Halvorsen deu-se por vencido. Sacudiu os ombros e fez um sinal para seus subordinados. Estes não disseram nada; desataram os cintos que prendiam Titus. Cliff recuou um passo. Na sala, espalhou-se um silêncio de tensa expectativa. Esse silêncio foi interrompido por Mario de Monti, que tirou a pistola do cinto de Cliff, destravou-a com um estalo e se colocou diante da porta.
— Vamos assistir a uma luta honesta, minha gente.
Veever levantou-se e parou diante da poltrona. Cliff procurou golpear com a esquerda. Veever reagiu com uma rapidez extrema: levantou os braços e reteve a mão esquerda de Cliff. Este puxou o colono para junto de si, e com a direita desferiu um golpe que passaria para a história.
Veever foi atingido em cheio. Foi atirado para trás, caiu na poltrona e o pé desta quebrou-se com o impacto de seu corpo. A violência do soco fez com que Titus rolasse e batesse em cheio contra a parede. A pancada abalou a casa e um enorme quadro com moldura especial soltou-se da parede. Tombou para a frente e quebrou bem na cabeça do colono. Cliff ficou parando, fazendo massagem na mão direita.
— O desempenho fez jus à sua fama, Cliff — disse Mario com um sorriso largo.
Dois homens libertaram Veever da moldura e dos pedaços do quadro e arrastaram-no para o centro da sala. Amarraram suas mãos e ficaram parados em atitude de expectativa. Halvorsen esteve a ponto de dizer alguma coisa, mas foi interrompido por um zumbido.
Alguém manipulou uma chave junto à escrivaninha coberta de tubos de ensaio vazios, pequenos videofones e armas, além de lápis, anotações e xícaras vazias. O grande videofone foi ligado e Helga Legrelle surgiu na tela.
— Quero falar com o comandante McLane — disse em voz alta.
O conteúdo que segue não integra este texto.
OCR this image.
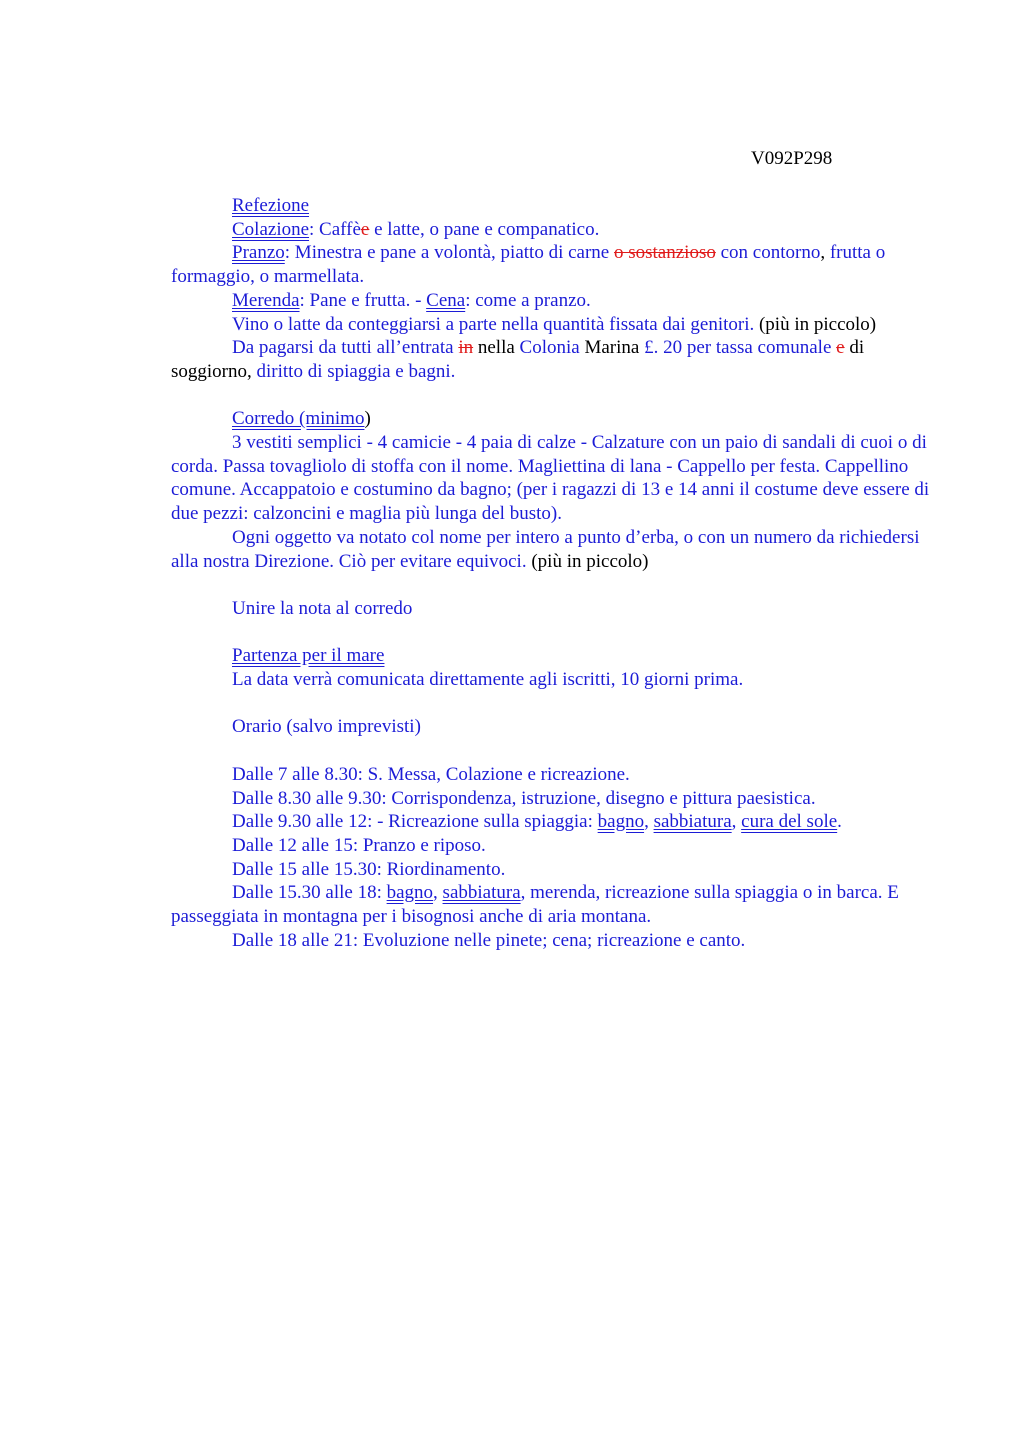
V092P298

Refezione

Colazione: Caffèe e latte, o pane e companatico.

Pranzo: Minestra e pane a volontà, piatto di carne o sostanzioso con contorno, frutta o formaggio, o marmellata.

Merenda: Pane e frutta. - Cena: come a pranzo.

Vino o latte da conteggiarsi a parte nella quantità fissata dai genitori. (più in piccolo)

Da pagarsi da tutti all’entrata in nella Colonia Marina £. 20 per tassa comunale e di soggiorno, diritto di spiaggia e bagni.

Corredo (minimo)

3 vestiti semplici - 4 camicie - 4 paia di calze - Calzature con un paio di sandali di cuoi o di corda. Passa tovagliolo di stoffa con il nome. Magliettina di lana - Cappello per festa. Cappellino comune. Accappatoio e costumino da bagno; (per i ragazzi di 13 e 14 anni il costume deve essere di due pezzi: calzoncini e maglia più lunga del busto).

Ogni oggetto va notato col nome per intero a punto d’erba, o con un numero da richiedersi alla nostra Direzione. Ciò per evitare equivoci. (più in piccolo)

Unire la nota al corredo

Partenza per il mare

La data verrà comunicata direttamente agli iscritti, 10 giorni prima.

Orario (salvo imprevisti)

Dalle 7 alle 8.30: S. Messa, Colazione e ricreazione.

Dalle 8.30 alle 9.30: Corrispondenza, istruzione, disegno e pittura paesistica.

Dalle 9.30 alle 12: - Ricreazione sulla spiaggia: bagno, sabbiatura, cura del sole.

Dalle 12 alle 15: Pranzo e riposo.

Dalle 15 alle 15.30: Riordinamento.

Dalle 15.30 alle 18: bagno, sabbiatura, merenda, ricreazione sulla spiaggia o in barca. E passeggiata in montagna per i bisognosi anche di aria montana.

Dalle 18 alle 21: Evoluzione nelle pinete; cena; ricreazione e canto.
Cliff abriu caminho por entre os circunstantes. O rosto de Helga trazia todos os sinais de pânico. Cliff desconfiou de que havia alguma coisa terrível.
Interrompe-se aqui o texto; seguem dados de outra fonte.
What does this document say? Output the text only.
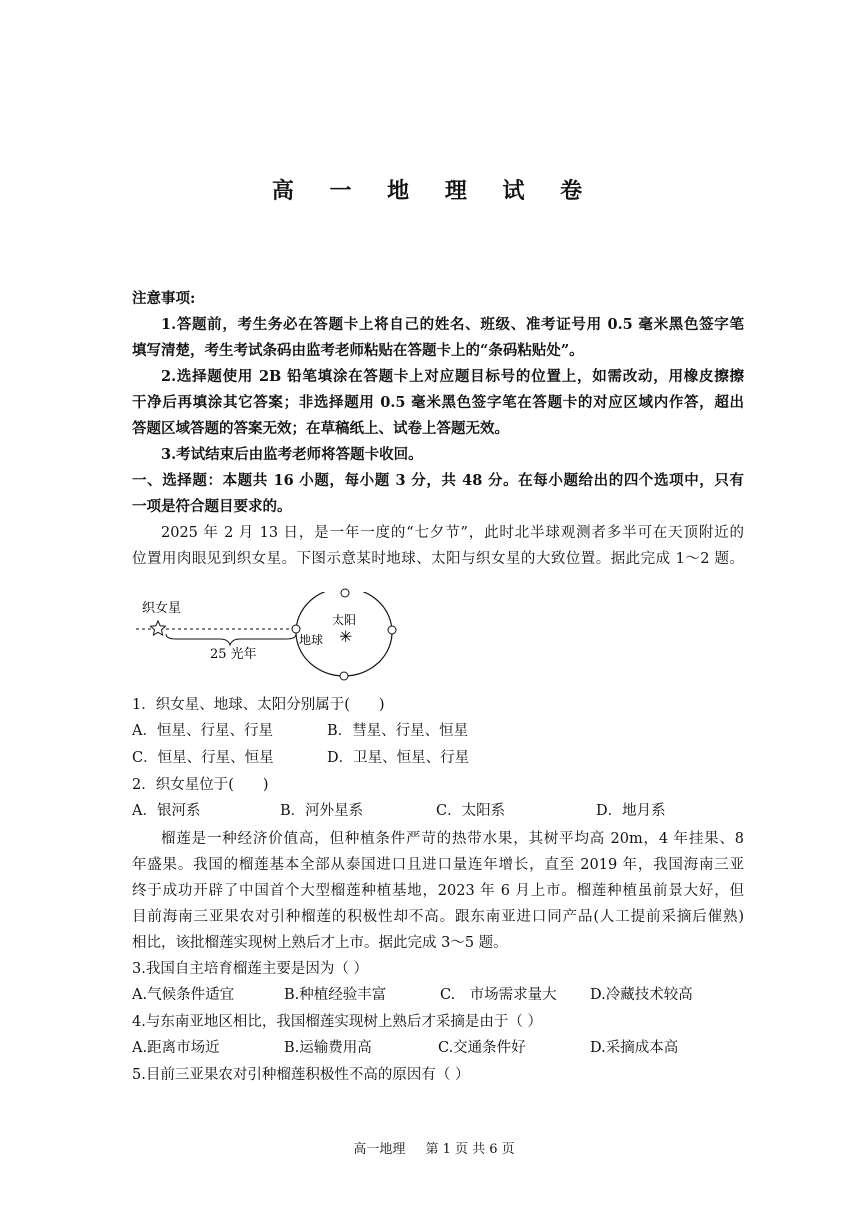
高 一 地 理 试 卷
注意事项:
1.答题前，考生务必在答题卡上将自己的姓名、班级、准考证号用 0.5 毫米黑色签字笔
填写清楚，考生考试条码由监考老师粘贴在答题卡上的“条码粘贴处”。
2.选择题使用 2B 铅笔填涂在答题卡上对应题目标号的位置上，如需改动，用橡皮擦擦
干净后再填涂其它答案；非选择题用 0.5 毫米黑色签字笔在答题卡的对应区域内作答，超出
答题区域答题的答案无效；在草稿纸上、试卷上答题无效。
3.考试结束后由监考老师将答题卡收回。
一、选择题：本题共 16 小题，每小题 3 分，共 48 分。在每小题给出的四个选项中，只有
一项是符合题目要求的。
2025 年 2 月 13 日，是一年一度的“七夕节”，此时北半球观测者多半可在天顶附近的
位置用肉眼见到织女星。下图示意某时地球、太阳与织女星的大致位置。据此完成 1～2 题。
织女星
25 光年
太阳
✳
地球
1．织女星、地球、太阳分别属于(　　)
A．恒星、行星、行星	B．彗星、行星、恒星
C．恒星、行星、恒星	D．卫星、恒星、行星
2．织女星位于(　　)
A．银河系	B．河外星系	C．太阳系	D．地月系
榴莲是一种经济价值高，但种植条件严苛的热带水果，其树平均高 20m，4 年挂果、8
年盛果。我国的榴莲基本全部从泰国进口且进口量连年增长，直至 2019 年，我国海南三亚
终于成功开辟了中国首个大型榴莲种植基地，2023 年 6 月上市。榴莲种植虽前景大好，但
目前海南三亚果农对引种榴莲的积极性却不高。跟东南亚进口同产品(人工提前采摘后催熟)
相比，该批榴莲实现树上熟后才上市。据此完成 3～5 题。
3.我国自主培育榴莲主要是因为（ ）
A.气候条件适宜	B.种植经验丰富	C.　市场需求量大	D.冷藏技术较高
4.与东南亚地区相比，我国榴莲实现树上熟后才采摘是由于（ ）
A.距离市场近	B.运输费用高	C.交通条件好	D.采摘成本高
5.目前三亚果农对引种榴莲积极性不高的原因有（ ）
高一地理 第 1 页 共 6 页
— Vou ligá-lo com Barcfield — disse laconicamente e moveu uma chave. O rosto do cientista encheu a tela.
— McLane, é uma coisa terrível — balbuciou. Parecia que sua voz não obedecia à vontade.
— O que houve?
— Das oitenta amostras, todas foram examinadas, e não existe nenhuma possibilidade de engano, setenta e seis não acusaram nada. São compostas exclusivamente de extratos.
Cliff pensou que o chão iria abrir-se embaixo dele. Na sala só se ouvia a respiração pesada do colono, que parecia recuperar a consciência aos poucos.
— E as quatro restantes? — indagou Cliff.
— As quatro estão infetadas de vírus de febre amarela.
— Meu Deus! — disse Cliff. — Será que não houve algum engano?
O cientista-chefe sacudiu a cabeça sem dizer uma palavra.
— Isso significa que Terra não terá a menor proteção se alguém tiver a idéia de carregar as naves de algum desses dezesseis tanques. Seria a maior catástrofe desde o planeta incandescente que saiu da trajetória. Obrigado, Barcfield.
Barcfield hesitou.
— Para sua informação quero acrescentar que as amostras provêm dos conjuntos de tanques Quinhentos e Trinta, Quinhentos e Trinta e Nove, Seiscentos e Vinte e Um e Setecentos e Três.
Uma pessoa que se encontrava na sala anotou os números.
— É só o que posso informar — disse Barcfield. — O que devemos fazer, comandante?
— Interrompa as análises. Vá dormir e prossiga quando estiver descansado. Depois documente tudo e reúna provas cabais dos fatos. Algum ocupante da nave ficou exposto aos vírus de febre amarela?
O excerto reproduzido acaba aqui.